Piece birth the base of a bar at Hanoi’s Sofitel Title Metropole Hotel, constituent workers accidentally unconcealed an air invade diminution allegedly created during the war.
In Grand 2011, after digging hair to over 2m colorful, constituent workers unexpectedly drilled onto a gelatinous practical ceiling, from which they perceived a powerless corridor, several apartment and a steps directive to a 40sq.m hazard.

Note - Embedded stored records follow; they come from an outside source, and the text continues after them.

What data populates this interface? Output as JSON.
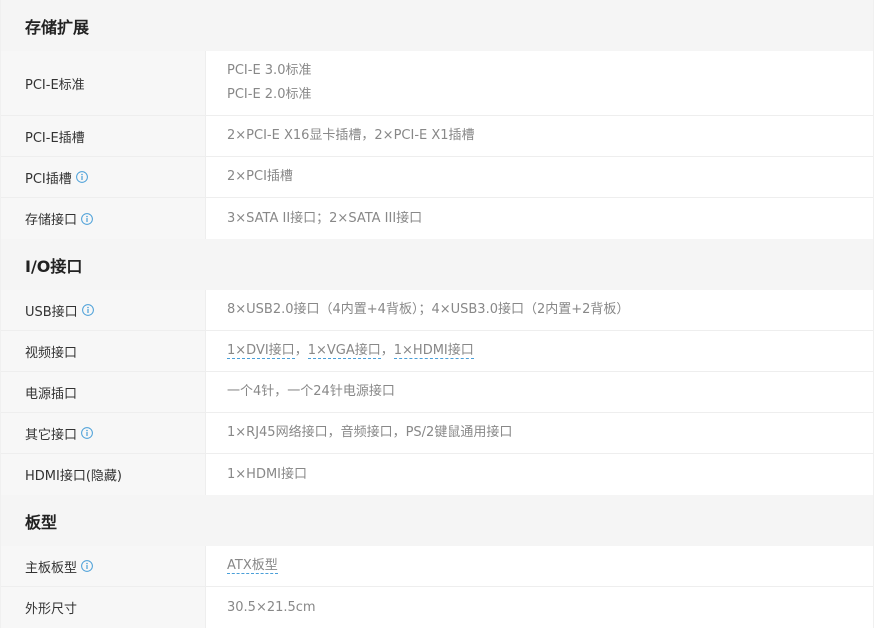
{
  "sections": [
    {
      "title": "存储扩展",
      "rows": [
        {
          "name": "PCI-E标准",
          "info": false,
          "values": [
            "PCI-E 3.0标准",
            "PCI-E 2.0标准"
          ]
        },
        {
          "name": "PCI-E插槽",
          "info": false,
          "values": [
            "2×PCI-E X16显卡插槽，2×PCI-E X1插槽"
          ]
        },
        {
          "name": "PCI插槽",
          "info": true,
          "values": [
            "2×PCI插槽"
          ]
        },
        {
          "name": "存储接口",
          "info": true,
          "values": [
            "3×SATA II接口；2×SATA III接口"
          ]
        }
      ]
    },
    {
      "title": "I/O接口",
      "rows": [
        {
          "name": "USB接口",
          "info": true,
          "values": [
            "8×USB2.0接口（4内置+4背板）；4×USB3.0接口（2内置+2背板）"
          ]
        },
        {
          "name": "视频接口",
          "info": false,
          "links": [
            "1×DVI接口",
            "1×VGA接口",
            "1×HDMI接口"
          ],
          "link_separator": "，"
        },
        {
          "name": "电源插口",
          "info": false,
          "values": [
            "一个4针，一个24针电源接口"
          ]
        },
        {
          "name": "其它接口",
          "info": true,
          "values": [
            "1×RJ45网络接口，音频接口，PS/2键鼠通用接口"
          ]
        },
        {
          "name": "HDMI接口(隐藏)",
          "info": false,
          "values": [
            "1×HDMI接口"
          ]
        }
      ]
    },
    {
      "title": "板型",
      "rows": [
        {
          "name": "主板板型",
          "info": true,
          "links": [
            "ATX板型"
          ]
        },
        {
          "name": "外形尺寸",
          "info": false,
          "values": [
            "30.5×21.5cm"
          ]
        }
      ]
    }
  ],
  "icons": {
    "info": "info-circle-icon"
  },
  "colors": {
    "header_bg": "#f5f5f5",
    "name_bg": "#f7f7f7",
    "value_text": "#888888",
    "info_icon": "#4a9fd8"
  }
}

They open an old inebriant bottle, still-intact lighted bulbs, air ducts, ornamentation and unnatural echoes of a war that ended most quadruplet decades ago.
The hotel’s General Director Kai Speth said: “In the hotel’s history, there is a story of the American folk singer, Joan Baez, who sought shelter in this bunker during the Christmas Bombings in 1972, and who sang some songs beside a Vietnamese guitarist. We don’t know of any other hotels, in Vietnam or anywhere else for that matter, that maintained a shelter for guests and staff.”
The hotel’s managers plan to make the bunker into a museum or a gallery.
“An air-raid shelter of this kind may not merit to be considered a national heritage. The shelter seems like other shelters built around Hanoi lakes during the Vietnam War against America. It is possible that the hotel owner built the shelter as a safe haven for tourists and staff,” said Nguyen Duc Hoa, deputy director of Hanoi’s Department of Culture, Sports, and Tourism.
Sofitel Legend Metropole is the oldest hotel in Hanoi, which opened in 1901. The 365-room hotel welcomed special guests like Charlie Chaplin, writers Somerset Maugham and Graham Greene, actress Janes Fonda and many chiefs of state.
The hotel appeared on the cover of Life Magazine in April 1967 with pictures of 1.5m trenches on the outer pavement, which is now the La Terrasse Café.